AUGUSTA (AP) – An effort may be under way to block a newly enacted measure that would let Maine voters determine whether legislators may serve two more consecutive terms in office than the four permitted now.
Former state Rep. Stavros Mendros, who served two terms in the House as a Republican from Lewiston, said people’s veto proponents had made their filing on term limits to meet a Friday deadline and were weighing how to proceed.
“We wanted to keep our options open,” he said.
Mendros said a successful petition drive could effectively put off any statewide vote on the issue until next June.
“We’d really rather have it on the ballot in ’08,” he said, instead of in an off-year such as this year, when voter turnout would presumably be lower.
“There would be a vote in June (2008) on whether or not to have the vote” on a term-limit extension, he said.
A bill signed by Gov. John Baldacci last month would, subject to voter approval this November, extend Maine’s present four-term limit on consecutive service in legislative office to six terms – or from eight consecutive years to 12 in either the state House of Representatives or Senate.
The extension would not apply to lawmakers now serving their fourth and final terms.
“It should be left alone,” Mendros said.
According to the secretary of state’s office, people’s veto applicants will have until Sept. 19 to submit the required number of petition signatures to force a statewide vote.
Turning in enough signatures by the September deadline would serve to delay the effective date of the bill passed last month by the Legislature and signed by the governor.
Voter approval of a people’s veto would stop the term-limit extension bill, with its referendum provision, from becoming law.
Secretary of State Matthew Dunlap said Friday it was unclear if a people’s veto referendum called for by petition signatures that would not be validated before the latter part of September could be readied for a vote in November. If logistics were to prevent a people’s veto vote in November, the matter would be carried over until the following June, he said.
Equal to 10 percent of the vote in the last gubernatorial election, the signature threshold for a people’s veto is 55,087, according to the secretary of state’s office.
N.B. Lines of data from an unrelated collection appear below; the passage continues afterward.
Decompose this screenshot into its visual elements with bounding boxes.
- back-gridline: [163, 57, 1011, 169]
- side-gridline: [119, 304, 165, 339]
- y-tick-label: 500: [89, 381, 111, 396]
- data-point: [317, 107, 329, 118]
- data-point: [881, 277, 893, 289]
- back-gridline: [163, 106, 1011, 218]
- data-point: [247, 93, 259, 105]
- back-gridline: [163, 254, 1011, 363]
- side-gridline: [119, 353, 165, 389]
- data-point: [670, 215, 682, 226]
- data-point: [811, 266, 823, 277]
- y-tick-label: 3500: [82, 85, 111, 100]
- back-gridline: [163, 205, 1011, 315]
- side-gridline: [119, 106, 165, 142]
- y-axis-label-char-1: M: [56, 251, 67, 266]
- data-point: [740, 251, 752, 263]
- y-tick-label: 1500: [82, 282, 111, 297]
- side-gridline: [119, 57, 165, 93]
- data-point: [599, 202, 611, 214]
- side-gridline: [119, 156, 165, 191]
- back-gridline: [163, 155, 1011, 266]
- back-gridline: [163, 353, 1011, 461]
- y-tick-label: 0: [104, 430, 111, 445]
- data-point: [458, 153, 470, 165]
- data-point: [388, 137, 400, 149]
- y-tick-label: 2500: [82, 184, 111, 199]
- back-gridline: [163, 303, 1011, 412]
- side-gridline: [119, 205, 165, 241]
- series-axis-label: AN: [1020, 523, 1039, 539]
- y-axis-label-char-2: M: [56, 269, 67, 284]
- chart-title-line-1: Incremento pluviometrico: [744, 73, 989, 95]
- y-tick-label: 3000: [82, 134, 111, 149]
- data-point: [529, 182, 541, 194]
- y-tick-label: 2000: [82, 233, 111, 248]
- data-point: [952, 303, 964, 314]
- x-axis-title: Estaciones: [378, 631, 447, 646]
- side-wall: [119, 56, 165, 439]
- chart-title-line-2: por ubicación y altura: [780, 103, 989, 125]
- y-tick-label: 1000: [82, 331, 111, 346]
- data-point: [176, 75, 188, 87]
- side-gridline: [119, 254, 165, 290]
Maine’s four-term limit on legislative tenure took effect through a 1993 referendum.
Another people’s veto application to strip a sweeping school system consolidation mandate from the new state budget was also filed Friday.
“I think there’s a very high degree of frustration, there’s a high degree of uncertainty,” applicant Kenneth Fredette of Newport said.
Dunlap, however, said provisions of the new budget law, which was approved by super-majorities in the House and Senate and has already taken effect, are not subject to a people’s veto.
The school system consolidation plan, which is designed to reduce Maine’s 152 school administrative systems to 80, appears to critics to be “a grabbing of power from the locals by Augusta,” Fredette said.
Maine lawmakers enacted a $6.3 billion state budget package on June 6.
Final passage in the House of Representatives came on a vote of 112-29. The Senate followed suit, 28-7.